I want to send her a “congratulations on not subjecting the world to more from your womb!” card but Hallmark didn’t have one. Bastards.

Please forgive my excessive use of quotation marks, italics and the word “fuck”. I think I’m a bit premenstrual. You really wanted to know that, huh?

Here. Let me end with something that makes me laugh.

Tiny Dog will get all pissed off sometimes when we get too close to her cage and will run inside to “guard” it. Even if there is no food in her bowl, she will still growl over it. So when she did it the other night, Sweety closed her cage door and lined Cheetos (food from the doggy gods) up….

Lining 'em up.

Like a machine.

and let Stinky Dog eat them all. I saw a blood vessel burst in Tiny’s eye while this was going down.



Sometime I Picture Myself Smacking My Head Against The Wall


You all know it’s Easter this weekend? Right? I guess that shit sneaked up on the coaew because she couldn’t wait around for the boys’ baseball practice to end tonight so she could take them home (her night) because she needed to get ready for Easter. It just bugs the living shit out of me that she does this kind of thing. What the fuck does that say to the boys? I’ve already tweeted my annoyance and I’ll leave it alone.

So we are staying up super late and I’m letting them snack on whatever junk we have here.



Empty Headed


Sweety gave me blogger’s block this weekend.

I was telling him about something and I had blogged about it and said something like, “You didn’t read it?”. Because I had been under the impression that he kept up with things here. (because I know he reads the Twitters in the sidebar because he mentions them.) His reply? “No. Why do I want to read that boring shit? Your dogs, job and the coaew. That’s it. Over and over and over.”

There was utter silence in the car for about 10 minutes.

You know, that was kind of a mean thing to say.

What?

That my posts are boring. Even if they are. That wasn’t nice. You could have just said you didn’t read it.

What I meant was the things you write about are repetitive because that’s all you do.

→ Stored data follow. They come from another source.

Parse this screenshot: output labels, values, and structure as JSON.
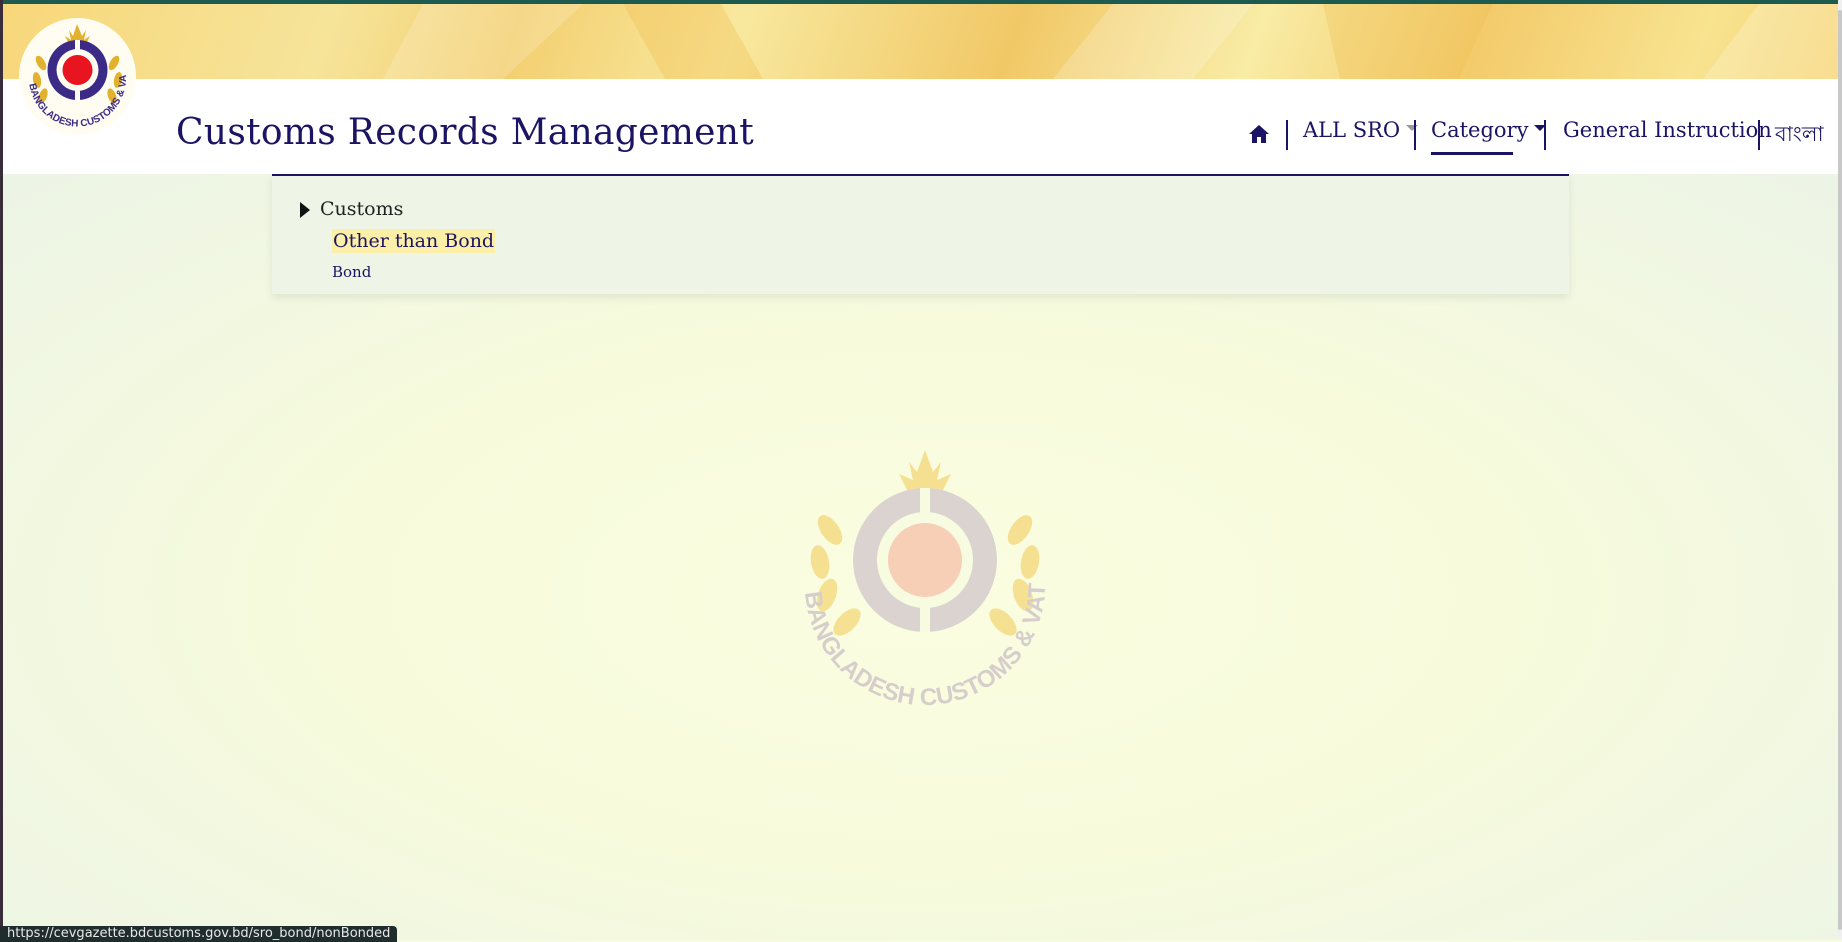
{
  "header": {
    "logo_text": "BANGLADESH CUSTOMS & VAT",
    "title": "Customs Records Management"
  },
  "nav": {
    "home_icon": "home-icon",
    "all_sro": "ALL SRO",
    "category": "Category",
    "general_instruction": "General Instruction",
    "language": "বাংলা"
  },
  "category_dropdown": {
    "root": "Customs",
    "children": [
      "Other than Bond",
      "Bond"
    ]
  },
  "watermark": {
    "text": "BANGLADESH CUSTOMS & VAT"
  },
  "status_bar": {
    "url": "https://cevgazette.bdcustoms.gov.bd/sro_bond/nonBonded"
  },
  "colors": {
    "primary": "#1b1464",
    "logo_red": "#e8141f",
    "logo_purple": "#3b2a86",
    "logo_gold": "#e2b22e",
    "highlight": "#fcf0a8"
  }
}
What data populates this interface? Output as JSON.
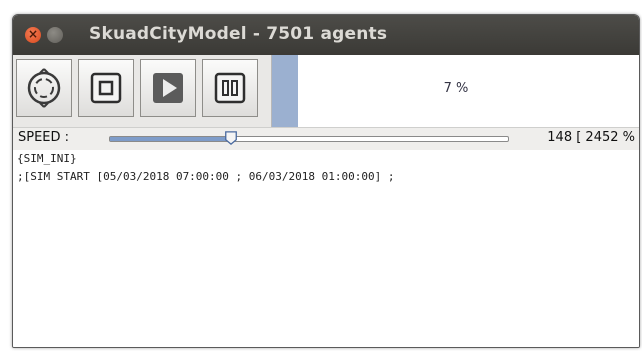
{
  "window": {
    "title": "SkuadCityModel - 7501 agents"
  },
  "toolbar": {
    "buttons": [
      {
        "name": "reset-icon"
      },
      {
        "name": "stop-icon"
      },
      {
        "name": "play-icon"
      },
      {
        "name": "pause-icon"
      }
    ],
    "progress": {
      "fraction": 0.07,
      "label": "7 %"
    }
  },
  "speed": {
    "label": "SPEED :",
    "value_text": "148 [ 2452 %",
    "slider_fraction": 0.305
  },
  "console": {
    "lines": [
      "{SIM_INI}",
      " ;[SIM START  [05/03/2018 07:00:00 ; 06/03/2018 01:00:00] ;"
    ]
  },
  "colors": {
    "titlebar": "#3b3a36",
    "close": "#e25a2c",
    "progress_fill": "#9bb0d0",
    "slider_fill": "#7e9cc9"
  }
}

You know what?! Sometimes people send me emails letting me know they like my boring! (imagine a nice, shrill voice here. maybe I was feeling sensitive and my eyes were moist too)

*blink* *blink* Maybe I should start getting out and doing things. So I am less repetitive, asshole. (okay, the asshole part was only in my head.)

I think Sweety sensed that the Homeland Security alert had just went up to Orange.

You make your things sound interesting though! You’re like ramen!

Ramen? Fifteen cents a package ramen? WTF?

No, wait! Your life is like plain ramen noodles but you are like the ramen seasoning packet. Once you sprinkle on there it’s all interesting!

So I’ve been trying to think of something new to blog about and have come up empty handed.

I did take out some frustration on Sweety’s ass on Saturday night though. I love my little riding crop. And tequila. He still has a criss-cross pattern back there.

There! That didn’t pertain to work or dogs or coaew!